Create a service account associated with the appropriate policy.

eksctl create iamserviceaccount \
    --name calyptia-fluentbit \
    --namespace calyptia-fluentbit \
    --cluster $YOUR_CLUSTER_NAME --region $AWS_REGION \
    --attach-policy-arn arn:aws:iam::aws:policy/AWSMarketplaceMeteringRegisterUsage \
    --approve \
    --override-existing-serviceaccounts

Deploy the helm chart using the pre-created service account in the right region.

helm repo add calyptia https://helm.calyptia.com --force-update
helm repo update
helm upgrade --install calyptia-fluentbit calyptia/fluent-bit-eks-addon \
    --set serviceAccount.create=false,region="$AWS_REGION" \
    --wait

Calyptia Core integration

The Helm chart also supports direct integration with Calyptia Core by providing the token to use.

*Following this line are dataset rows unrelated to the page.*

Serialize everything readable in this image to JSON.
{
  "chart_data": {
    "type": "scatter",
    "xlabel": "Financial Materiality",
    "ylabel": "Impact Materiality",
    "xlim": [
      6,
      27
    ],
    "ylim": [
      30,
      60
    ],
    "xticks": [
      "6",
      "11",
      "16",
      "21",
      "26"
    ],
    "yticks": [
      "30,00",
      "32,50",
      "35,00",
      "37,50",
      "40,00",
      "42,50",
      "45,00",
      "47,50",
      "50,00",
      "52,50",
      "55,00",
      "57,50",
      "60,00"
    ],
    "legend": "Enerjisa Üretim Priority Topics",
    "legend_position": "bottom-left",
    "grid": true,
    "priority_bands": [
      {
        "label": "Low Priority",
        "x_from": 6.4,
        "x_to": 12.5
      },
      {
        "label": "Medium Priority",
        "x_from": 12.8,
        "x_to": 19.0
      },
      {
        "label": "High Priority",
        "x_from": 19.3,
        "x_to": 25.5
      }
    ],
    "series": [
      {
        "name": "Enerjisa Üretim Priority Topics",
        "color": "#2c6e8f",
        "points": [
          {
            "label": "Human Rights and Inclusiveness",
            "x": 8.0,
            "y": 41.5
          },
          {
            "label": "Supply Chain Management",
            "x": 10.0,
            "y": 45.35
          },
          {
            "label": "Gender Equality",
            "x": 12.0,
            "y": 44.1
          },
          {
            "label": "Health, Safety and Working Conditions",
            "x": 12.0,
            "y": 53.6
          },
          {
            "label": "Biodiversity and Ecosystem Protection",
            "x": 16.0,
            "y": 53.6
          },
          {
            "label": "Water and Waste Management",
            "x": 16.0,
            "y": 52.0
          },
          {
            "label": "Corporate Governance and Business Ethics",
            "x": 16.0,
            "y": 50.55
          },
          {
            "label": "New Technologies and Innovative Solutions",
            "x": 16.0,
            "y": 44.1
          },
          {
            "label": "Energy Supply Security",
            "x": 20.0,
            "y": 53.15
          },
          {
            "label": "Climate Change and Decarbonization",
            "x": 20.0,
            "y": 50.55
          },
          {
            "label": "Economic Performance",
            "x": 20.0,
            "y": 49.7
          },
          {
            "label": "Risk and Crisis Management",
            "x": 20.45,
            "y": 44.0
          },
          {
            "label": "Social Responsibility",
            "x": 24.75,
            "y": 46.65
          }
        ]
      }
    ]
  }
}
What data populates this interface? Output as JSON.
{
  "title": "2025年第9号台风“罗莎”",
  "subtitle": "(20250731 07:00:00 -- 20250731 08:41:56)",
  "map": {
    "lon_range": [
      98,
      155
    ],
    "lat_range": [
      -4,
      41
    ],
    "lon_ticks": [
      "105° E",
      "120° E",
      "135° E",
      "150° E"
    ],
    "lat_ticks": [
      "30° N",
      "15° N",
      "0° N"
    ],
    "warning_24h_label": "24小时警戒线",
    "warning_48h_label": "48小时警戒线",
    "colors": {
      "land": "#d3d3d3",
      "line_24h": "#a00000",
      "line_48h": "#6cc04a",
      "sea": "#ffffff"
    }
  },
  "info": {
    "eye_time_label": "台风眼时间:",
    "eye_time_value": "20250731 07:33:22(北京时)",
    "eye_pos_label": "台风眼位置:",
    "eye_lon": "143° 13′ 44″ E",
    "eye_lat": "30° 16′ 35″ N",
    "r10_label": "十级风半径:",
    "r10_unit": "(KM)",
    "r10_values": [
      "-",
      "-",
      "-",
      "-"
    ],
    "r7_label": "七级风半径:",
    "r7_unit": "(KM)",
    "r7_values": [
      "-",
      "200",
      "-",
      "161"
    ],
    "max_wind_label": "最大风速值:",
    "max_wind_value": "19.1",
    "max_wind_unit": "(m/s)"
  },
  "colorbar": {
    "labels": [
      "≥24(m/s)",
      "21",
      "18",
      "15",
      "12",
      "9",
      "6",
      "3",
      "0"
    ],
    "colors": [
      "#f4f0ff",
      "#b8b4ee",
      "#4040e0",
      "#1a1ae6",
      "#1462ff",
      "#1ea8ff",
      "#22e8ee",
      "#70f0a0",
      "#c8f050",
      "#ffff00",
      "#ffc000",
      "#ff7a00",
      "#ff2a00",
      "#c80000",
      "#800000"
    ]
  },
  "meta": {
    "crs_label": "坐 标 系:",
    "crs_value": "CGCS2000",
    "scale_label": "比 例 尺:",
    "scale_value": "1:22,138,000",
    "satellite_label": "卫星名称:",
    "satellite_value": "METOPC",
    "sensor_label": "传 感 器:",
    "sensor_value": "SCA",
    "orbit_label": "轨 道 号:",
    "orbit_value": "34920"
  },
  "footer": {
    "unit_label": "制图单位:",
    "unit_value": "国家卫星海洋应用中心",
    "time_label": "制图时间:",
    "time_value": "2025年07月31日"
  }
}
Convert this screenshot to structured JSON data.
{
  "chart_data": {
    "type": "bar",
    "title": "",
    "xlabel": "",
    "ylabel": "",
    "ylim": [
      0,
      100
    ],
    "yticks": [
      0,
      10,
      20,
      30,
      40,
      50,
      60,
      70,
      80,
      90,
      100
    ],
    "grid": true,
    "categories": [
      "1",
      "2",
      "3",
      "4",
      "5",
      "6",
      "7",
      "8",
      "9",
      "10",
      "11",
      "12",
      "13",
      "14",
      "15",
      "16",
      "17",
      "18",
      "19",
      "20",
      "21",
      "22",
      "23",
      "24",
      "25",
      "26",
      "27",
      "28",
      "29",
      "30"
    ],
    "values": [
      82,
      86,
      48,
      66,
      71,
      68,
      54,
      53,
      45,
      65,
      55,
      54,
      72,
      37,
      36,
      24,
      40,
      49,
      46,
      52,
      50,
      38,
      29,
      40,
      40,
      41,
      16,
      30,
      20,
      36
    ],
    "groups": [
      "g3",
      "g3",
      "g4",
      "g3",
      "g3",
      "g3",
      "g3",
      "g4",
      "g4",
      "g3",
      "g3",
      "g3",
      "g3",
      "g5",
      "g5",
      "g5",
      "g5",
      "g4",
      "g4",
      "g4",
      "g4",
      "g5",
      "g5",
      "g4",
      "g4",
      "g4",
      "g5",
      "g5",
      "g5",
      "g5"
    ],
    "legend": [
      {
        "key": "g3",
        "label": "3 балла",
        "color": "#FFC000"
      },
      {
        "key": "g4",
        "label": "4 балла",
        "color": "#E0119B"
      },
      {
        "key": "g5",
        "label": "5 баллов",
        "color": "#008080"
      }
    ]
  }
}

helm upgrade --install calyptia/fluent-bit-eks-addon \
    --set serviceAccount.create=false,region="$AWS_REGION" \
    -set project_token="$PROJECT_TOKEN" \
    --wait

Modify version deployed

To deploy with different versions of the Calyptia Fluent Bit AWS marketplace offering, just configure the image.tag key:

helm upgrade --install calyptia-fluentbit calyptia/fluent-bit-eks-addon \
    --set serviceAccount.create=false,region="$AWS_REGION" \
    --set image.tag="23.4.5" \
    --wait

Other options

A separate helm chart is provided to deploy the AWS marketplace offering of Calyptia Fluent Bit directly. Refer to the installation instructions for the helm chart: https://github.com/calyptia/charts/tree/master/charts/aws-fluent-bit.

The container image can also be directly consumed in ECS or EKS pods, ensuring the IAM role is set up to allow it.